In pursuit of this, and in terms of tangible action for seafarer welfare, the SSI established a Social Sustainability Working Group to investigate ways of informing and driving change. As part of this we initiated a survey to delve deeper into the quality of life of seafarers, in order to help create the context for establishing what more can be done to enhance living conditions on board vessels.
The survey highlighted that seafarers often experience stress while at sea, both in their day-to-day work, conducted in sometimes harsh environments, as well as the emotional challenges of being away from their friends and families for long periods of time. Seafarers, like anyone else, require suitable living spaces for relaxation and rest, with, means of appropriate social distraction and access to positive and empathetic support while on board. The need for a proper work schedule and adequate shore leave when in port were also highlighted in the survey. As I mentioned above, the Maritime Labour Convention was implemented to tackle some of these issues.
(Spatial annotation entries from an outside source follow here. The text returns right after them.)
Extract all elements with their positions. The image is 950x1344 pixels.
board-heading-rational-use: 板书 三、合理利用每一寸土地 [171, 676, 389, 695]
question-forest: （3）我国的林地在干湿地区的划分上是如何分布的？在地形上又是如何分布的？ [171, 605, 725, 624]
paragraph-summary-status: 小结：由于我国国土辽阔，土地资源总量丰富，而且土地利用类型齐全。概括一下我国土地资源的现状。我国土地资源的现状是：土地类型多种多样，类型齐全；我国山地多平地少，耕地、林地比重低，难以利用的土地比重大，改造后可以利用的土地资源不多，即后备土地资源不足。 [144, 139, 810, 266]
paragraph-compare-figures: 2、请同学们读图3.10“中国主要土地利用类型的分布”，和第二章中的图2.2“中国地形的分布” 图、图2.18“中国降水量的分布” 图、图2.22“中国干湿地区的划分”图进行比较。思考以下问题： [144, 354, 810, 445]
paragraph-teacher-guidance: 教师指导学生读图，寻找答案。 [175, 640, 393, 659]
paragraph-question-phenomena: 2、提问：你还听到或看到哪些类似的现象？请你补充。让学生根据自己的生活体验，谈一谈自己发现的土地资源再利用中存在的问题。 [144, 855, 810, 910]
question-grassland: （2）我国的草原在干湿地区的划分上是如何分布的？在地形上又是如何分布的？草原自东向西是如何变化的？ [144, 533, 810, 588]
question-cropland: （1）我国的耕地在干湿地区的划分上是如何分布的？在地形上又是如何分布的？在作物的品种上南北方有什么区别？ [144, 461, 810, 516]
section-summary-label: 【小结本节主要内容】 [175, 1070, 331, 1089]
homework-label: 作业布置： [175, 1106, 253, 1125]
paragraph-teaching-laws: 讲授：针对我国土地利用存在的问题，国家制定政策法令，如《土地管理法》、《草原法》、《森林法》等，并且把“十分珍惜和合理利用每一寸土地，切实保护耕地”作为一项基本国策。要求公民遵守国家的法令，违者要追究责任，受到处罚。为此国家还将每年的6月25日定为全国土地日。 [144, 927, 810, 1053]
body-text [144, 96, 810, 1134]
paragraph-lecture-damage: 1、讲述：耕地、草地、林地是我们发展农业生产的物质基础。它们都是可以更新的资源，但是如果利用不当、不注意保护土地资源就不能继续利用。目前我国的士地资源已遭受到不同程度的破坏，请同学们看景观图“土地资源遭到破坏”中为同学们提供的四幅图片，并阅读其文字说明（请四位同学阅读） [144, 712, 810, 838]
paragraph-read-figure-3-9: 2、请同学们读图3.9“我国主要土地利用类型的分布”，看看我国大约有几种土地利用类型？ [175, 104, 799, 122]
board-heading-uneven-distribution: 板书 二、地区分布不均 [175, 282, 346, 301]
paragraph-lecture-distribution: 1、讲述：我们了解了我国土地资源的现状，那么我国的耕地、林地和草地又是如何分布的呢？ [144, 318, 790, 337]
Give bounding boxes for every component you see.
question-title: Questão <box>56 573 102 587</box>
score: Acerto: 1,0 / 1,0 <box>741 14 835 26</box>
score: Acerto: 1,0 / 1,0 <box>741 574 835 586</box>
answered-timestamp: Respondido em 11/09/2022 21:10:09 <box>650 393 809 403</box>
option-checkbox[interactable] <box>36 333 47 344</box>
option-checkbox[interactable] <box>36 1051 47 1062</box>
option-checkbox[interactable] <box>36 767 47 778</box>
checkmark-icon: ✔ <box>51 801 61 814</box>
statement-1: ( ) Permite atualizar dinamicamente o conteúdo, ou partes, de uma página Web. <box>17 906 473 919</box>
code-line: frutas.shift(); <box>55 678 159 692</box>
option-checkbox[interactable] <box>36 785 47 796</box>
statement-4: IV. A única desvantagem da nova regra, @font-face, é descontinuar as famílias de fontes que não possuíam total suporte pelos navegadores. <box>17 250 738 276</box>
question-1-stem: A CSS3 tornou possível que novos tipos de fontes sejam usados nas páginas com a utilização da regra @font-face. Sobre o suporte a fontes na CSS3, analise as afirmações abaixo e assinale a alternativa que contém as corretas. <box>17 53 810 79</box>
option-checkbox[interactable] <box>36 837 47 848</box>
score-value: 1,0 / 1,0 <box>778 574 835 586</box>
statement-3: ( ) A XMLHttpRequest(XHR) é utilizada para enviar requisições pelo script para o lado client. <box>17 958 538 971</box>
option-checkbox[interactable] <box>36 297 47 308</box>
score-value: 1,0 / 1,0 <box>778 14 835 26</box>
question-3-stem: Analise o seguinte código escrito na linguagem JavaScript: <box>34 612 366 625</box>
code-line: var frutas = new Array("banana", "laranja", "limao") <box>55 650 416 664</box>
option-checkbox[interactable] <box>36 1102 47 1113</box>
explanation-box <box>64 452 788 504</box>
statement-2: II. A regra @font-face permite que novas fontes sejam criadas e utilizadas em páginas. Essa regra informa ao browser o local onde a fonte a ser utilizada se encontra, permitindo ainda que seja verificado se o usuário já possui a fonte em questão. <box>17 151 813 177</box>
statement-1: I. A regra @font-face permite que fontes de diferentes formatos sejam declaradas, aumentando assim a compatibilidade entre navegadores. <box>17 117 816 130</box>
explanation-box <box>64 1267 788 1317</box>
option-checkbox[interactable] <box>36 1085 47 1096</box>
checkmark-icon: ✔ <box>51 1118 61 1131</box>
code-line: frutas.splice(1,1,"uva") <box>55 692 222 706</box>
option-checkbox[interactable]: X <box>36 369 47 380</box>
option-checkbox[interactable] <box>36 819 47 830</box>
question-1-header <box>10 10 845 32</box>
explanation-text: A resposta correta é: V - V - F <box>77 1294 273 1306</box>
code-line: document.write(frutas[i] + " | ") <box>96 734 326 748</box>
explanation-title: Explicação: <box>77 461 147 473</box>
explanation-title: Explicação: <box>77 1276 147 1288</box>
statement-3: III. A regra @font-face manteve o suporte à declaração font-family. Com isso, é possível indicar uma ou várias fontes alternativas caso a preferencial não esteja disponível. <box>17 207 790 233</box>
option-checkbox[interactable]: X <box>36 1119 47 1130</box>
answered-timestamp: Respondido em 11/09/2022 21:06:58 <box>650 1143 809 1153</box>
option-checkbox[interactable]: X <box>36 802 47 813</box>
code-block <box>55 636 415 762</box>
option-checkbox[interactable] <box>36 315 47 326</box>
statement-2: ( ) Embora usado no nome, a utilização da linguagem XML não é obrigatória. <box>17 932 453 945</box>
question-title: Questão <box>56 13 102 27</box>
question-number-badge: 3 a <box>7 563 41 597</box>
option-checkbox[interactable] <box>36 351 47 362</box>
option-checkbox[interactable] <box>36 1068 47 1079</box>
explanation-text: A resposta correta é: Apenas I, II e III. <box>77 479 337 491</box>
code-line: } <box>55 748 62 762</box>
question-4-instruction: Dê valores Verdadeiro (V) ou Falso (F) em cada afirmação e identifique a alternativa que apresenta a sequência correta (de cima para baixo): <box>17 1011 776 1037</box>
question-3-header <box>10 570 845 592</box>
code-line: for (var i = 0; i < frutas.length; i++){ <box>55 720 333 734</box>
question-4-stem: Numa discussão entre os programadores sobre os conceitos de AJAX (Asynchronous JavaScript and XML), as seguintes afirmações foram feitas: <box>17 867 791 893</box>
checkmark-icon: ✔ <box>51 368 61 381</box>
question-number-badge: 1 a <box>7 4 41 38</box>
It is fair to suggest that since it came into force in 2013, and now covers 80% of the global fleet, this 'bill of rights' has had a genuine impact in ensuring that the majority of seafarers have the right, at a minimum, to a basic safe and secure workplace, fair terms of employment and relatively decent living conditions. This includes minimum age, employment agreements, hours of work or rest, payment of wages, paid annual leave, repatriation at the end of a contract, onboard medical care, the use of licensed private recruitment and placement services, accommodation, food and catering, health and safety protection and accident prevention, and seafarers' complaints handling.